The study in the journal Proceedings of the National Academy of Sciences (PNAS) is based on six different surveys on self-reported satisfaction with life since 1990, a period when China’s gross domestic product per capita increased fourfold.
“There are many who believe that well-being is increased by economic growth, and that the faster the growth, the happier people are.

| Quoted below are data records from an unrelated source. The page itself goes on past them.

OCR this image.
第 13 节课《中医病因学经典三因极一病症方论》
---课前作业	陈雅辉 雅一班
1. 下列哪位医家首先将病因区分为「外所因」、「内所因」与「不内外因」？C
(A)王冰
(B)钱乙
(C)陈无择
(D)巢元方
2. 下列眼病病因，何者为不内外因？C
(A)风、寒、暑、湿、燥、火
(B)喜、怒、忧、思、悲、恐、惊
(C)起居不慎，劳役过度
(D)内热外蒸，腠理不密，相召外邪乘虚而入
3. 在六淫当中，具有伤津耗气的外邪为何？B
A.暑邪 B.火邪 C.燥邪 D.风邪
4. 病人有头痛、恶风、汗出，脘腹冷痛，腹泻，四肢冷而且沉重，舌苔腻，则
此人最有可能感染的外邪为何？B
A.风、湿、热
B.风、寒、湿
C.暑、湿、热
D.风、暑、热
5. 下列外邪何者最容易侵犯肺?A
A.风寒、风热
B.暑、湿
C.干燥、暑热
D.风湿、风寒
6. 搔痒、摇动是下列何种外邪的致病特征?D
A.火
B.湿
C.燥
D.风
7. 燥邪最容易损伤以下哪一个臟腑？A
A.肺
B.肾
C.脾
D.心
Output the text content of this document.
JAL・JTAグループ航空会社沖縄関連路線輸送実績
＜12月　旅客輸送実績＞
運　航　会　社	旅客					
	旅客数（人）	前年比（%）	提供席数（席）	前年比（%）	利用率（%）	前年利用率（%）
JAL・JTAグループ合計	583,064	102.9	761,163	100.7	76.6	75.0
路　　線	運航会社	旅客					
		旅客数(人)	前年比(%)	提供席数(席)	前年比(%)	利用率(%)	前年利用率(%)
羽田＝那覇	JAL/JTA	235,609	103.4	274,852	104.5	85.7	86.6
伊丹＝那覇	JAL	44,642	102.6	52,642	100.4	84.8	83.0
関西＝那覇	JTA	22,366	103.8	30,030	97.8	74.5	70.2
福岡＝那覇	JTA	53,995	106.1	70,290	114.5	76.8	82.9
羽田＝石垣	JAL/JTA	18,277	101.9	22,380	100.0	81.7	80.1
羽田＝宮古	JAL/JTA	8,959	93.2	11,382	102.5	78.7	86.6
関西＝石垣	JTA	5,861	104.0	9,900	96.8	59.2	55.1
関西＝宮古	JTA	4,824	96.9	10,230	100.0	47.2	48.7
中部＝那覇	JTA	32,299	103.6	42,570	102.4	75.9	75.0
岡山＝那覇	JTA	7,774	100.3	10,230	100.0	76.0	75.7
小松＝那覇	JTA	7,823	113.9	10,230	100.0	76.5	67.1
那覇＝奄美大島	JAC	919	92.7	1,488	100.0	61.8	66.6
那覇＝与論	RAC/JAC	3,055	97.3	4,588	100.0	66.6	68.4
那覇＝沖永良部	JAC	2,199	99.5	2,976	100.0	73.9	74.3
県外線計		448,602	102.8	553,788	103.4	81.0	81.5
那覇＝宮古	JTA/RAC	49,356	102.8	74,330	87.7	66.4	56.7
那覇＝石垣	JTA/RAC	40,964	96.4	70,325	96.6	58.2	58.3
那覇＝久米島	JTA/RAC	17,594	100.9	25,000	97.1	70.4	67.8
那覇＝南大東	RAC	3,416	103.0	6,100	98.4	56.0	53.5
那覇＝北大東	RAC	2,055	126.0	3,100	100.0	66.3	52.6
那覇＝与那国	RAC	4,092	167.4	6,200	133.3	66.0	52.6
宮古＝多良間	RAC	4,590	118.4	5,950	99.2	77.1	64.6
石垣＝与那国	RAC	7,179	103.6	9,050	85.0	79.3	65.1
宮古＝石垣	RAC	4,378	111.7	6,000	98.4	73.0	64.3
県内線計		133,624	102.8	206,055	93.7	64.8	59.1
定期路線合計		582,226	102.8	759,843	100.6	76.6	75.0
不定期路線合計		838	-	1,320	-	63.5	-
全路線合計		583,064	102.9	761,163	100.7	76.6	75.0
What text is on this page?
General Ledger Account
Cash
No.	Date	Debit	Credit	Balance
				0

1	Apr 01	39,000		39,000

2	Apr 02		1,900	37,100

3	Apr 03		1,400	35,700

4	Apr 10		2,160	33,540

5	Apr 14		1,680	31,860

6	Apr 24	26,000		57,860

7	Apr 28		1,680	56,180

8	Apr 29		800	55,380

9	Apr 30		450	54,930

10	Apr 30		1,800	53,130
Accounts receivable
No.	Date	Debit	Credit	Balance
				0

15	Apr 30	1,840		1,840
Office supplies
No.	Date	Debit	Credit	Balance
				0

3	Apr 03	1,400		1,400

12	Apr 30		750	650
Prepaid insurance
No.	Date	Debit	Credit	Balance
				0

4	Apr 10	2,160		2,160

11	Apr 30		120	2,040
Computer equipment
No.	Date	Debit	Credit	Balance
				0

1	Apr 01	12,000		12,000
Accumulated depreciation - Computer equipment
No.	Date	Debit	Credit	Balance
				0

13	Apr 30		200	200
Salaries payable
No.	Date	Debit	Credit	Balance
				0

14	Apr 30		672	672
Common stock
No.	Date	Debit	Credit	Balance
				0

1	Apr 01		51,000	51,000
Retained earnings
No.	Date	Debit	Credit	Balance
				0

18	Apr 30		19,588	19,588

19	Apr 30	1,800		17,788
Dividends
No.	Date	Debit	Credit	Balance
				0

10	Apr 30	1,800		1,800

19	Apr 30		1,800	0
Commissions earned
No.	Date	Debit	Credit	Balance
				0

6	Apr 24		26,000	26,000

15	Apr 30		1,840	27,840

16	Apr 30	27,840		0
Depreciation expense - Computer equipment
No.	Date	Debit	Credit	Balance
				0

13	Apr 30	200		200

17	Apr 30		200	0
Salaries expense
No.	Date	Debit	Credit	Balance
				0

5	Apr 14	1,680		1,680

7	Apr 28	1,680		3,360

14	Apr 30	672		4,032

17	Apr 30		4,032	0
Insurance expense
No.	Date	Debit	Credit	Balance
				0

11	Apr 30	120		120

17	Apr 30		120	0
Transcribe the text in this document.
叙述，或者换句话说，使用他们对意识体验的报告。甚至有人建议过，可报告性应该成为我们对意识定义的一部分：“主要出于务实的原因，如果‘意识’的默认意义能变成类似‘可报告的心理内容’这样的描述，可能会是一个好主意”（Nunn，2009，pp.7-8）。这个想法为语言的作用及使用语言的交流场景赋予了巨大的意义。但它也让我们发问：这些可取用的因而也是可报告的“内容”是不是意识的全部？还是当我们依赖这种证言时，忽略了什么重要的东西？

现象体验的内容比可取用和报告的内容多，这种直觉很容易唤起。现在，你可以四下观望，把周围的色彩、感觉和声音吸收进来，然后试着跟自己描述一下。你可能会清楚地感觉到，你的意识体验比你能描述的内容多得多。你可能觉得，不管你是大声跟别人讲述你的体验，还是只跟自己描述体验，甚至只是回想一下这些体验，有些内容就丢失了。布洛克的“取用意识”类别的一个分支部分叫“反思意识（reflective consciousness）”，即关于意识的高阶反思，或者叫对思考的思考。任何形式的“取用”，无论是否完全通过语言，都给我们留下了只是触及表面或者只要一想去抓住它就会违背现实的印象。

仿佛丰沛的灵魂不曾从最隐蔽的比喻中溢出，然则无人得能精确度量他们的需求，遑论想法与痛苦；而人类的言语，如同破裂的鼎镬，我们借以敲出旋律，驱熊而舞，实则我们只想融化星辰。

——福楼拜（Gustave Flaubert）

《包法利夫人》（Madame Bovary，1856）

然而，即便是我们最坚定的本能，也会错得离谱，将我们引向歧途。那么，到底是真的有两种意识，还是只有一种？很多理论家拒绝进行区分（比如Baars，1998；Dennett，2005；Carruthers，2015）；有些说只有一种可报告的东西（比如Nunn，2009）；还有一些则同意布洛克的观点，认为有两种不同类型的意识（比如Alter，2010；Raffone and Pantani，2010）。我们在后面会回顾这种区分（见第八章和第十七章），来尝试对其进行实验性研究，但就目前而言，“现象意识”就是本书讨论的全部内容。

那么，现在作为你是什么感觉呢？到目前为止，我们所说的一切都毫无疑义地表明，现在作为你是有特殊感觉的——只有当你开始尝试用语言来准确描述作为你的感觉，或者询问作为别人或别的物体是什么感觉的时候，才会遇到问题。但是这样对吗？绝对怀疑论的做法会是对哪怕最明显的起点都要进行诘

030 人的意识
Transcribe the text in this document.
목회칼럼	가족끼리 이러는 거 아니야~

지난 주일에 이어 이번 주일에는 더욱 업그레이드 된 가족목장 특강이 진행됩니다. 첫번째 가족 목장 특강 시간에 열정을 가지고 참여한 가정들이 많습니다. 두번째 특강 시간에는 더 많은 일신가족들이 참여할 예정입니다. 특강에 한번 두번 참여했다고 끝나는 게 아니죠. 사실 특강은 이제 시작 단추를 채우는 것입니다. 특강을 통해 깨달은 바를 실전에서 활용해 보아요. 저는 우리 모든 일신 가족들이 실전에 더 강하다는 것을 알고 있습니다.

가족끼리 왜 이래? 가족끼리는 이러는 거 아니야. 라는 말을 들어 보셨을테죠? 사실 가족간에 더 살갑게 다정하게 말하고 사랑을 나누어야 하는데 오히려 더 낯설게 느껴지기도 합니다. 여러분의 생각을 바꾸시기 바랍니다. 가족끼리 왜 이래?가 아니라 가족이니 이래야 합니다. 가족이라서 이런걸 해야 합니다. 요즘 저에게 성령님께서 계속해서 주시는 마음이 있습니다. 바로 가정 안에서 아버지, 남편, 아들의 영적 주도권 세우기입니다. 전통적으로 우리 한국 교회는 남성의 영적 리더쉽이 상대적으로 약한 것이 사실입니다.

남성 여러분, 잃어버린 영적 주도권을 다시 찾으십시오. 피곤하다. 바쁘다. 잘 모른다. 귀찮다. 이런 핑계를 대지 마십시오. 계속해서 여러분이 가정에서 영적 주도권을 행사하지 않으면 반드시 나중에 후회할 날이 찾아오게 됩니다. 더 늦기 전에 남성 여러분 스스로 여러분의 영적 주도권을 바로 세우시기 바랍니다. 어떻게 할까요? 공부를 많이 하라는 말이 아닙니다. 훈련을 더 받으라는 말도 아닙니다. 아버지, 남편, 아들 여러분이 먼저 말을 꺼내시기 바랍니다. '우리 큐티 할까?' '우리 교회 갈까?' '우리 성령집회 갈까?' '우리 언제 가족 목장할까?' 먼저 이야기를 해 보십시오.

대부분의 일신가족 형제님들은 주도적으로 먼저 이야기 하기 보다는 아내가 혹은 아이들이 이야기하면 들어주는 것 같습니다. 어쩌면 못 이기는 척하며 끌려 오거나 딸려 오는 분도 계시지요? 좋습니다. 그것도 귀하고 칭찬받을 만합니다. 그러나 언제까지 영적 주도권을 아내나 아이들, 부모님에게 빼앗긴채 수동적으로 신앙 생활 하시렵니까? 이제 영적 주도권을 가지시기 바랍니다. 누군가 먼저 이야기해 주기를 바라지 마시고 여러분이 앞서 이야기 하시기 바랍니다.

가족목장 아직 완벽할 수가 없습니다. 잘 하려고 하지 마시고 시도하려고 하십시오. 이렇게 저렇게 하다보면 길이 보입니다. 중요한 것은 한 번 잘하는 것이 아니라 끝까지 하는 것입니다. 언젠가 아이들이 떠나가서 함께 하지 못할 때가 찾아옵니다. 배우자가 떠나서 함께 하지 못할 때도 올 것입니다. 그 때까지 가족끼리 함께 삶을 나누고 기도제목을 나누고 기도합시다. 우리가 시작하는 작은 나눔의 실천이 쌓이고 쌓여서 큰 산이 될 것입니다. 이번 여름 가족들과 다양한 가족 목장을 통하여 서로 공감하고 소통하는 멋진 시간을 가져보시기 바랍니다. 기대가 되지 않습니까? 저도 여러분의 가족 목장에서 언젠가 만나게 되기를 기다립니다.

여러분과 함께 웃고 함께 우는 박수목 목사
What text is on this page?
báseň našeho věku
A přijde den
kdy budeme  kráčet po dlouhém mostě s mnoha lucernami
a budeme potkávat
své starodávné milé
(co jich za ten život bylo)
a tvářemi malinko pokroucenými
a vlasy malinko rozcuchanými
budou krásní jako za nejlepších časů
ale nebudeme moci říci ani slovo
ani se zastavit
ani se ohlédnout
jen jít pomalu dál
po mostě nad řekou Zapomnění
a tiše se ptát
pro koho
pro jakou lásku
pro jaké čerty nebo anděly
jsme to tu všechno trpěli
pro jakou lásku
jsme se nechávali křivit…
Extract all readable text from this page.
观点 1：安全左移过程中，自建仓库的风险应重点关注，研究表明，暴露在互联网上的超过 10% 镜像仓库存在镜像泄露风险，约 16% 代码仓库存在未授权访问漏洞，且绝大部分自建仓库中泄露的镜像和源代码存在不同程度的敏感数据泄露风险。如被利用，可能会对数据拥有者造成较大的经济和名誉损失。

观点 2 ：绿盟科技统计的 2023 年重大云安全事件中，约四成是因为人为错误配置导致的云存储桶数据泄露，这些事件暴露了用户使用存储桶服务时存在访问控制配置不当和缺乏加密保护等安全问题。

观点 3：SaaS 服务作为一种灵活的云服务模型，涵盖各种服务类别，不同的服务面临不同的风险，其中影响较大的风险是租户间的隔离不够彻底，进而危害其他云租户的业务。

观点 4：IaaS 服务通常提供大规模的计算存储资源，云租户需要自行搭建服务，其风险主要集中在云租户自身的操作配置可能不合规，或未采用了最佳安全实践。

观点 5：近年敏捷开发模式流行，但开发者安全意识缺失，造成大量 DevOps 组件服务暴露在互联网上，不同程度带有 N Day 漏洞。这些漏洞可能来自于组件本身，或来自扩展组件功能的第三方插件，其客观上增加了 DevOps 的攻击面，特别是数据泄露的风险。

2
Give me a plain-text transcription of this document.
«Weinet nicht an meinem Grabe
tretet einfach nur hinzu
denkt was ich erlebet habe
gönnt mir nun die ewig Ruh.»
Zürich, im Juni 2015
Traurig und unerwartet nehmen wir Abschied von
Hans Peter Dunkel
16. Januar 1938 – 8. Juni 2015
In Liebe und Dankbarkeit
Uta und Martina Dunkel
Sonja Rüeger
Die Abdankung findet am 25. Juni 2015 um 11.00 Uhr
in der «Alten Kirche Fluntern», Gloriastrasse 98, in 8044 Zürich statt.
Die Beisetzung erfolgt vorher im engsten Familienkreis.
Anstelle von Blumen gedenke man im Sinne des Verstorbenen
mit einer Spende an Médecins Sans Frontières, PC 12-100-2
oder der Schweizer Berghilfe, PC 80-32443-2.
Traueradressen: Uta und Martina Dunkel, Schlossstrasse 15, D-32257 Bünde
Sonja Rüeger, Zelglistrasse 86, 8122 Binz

There could hardly be a better country than China to test these expectations,” said lead author Richard Easterlin, professor of economics at the University of Southern California.
“But there is no evidence of a marked increase in life satisfaction in China of the magnitude that might have been expected due to the enormous multiplication in per capita consumption,” said Easterlin, who is known for his work in the 1970s on how happiness is often not linked to wealth, coined the Easterlin Paradox.
“Indeed people are slightly less happy overall, and China has gone from being one of the most egalitarian countries in the world in terms of life satisfaction to one of the least.”
In 1990, 68 percent of those in the wealthiest income bracket and 65 percent of those in the poorest reported high levels of satisfaction.
But the latter figure has fallen more than 23 percentage points in the past two decades, according to the USC analysis of surveys carried out by the Pew Research Centre, Gallup, and Horizon Research Consultancy Group, among others.
Only 42 percent of Chinese people in the lowest income bracket reported high levels of life satisfaction in 2010, said the PNAS report.
Meanwhile, the wealthiest Chinese who said they were satisfied with their lives grew about three percentage points, to 71 percent.
“There is no evidence of a substantial uptrend in life satisfaction of the magnitude that might have been expected given the fourfold increase in GDP per capita over the study period,” said the study.
While the surveys did not document the reasons for the decline, it is a well-known phenomenon that “growth in aspirations induced by rising income undercuts the increase in life satisfaction related to rising income itself,” said the study.
Other reasons may include “home life and the need for a secure job to support it, health, friends and relatives,” it added.
Similar trends have been observed in the former Soviet Union and East Germany during their transition periods.
But the study cautioned that it would be “a mistake to conclude from the life satisfaction experience of China, and the transition countries more generally, that a return to socialism and the gross inefficiencies of central planning would be beneficial.”
Instead, leaders should take note that “jobs and job and income security, together with a social safety net, are of critical importance to life satisfaction.”
The study also applauded the Chinese government for taking steps in the last few years to “repair the social safety net,” which it described as “encouraging” for the country’s least advantaged citizens.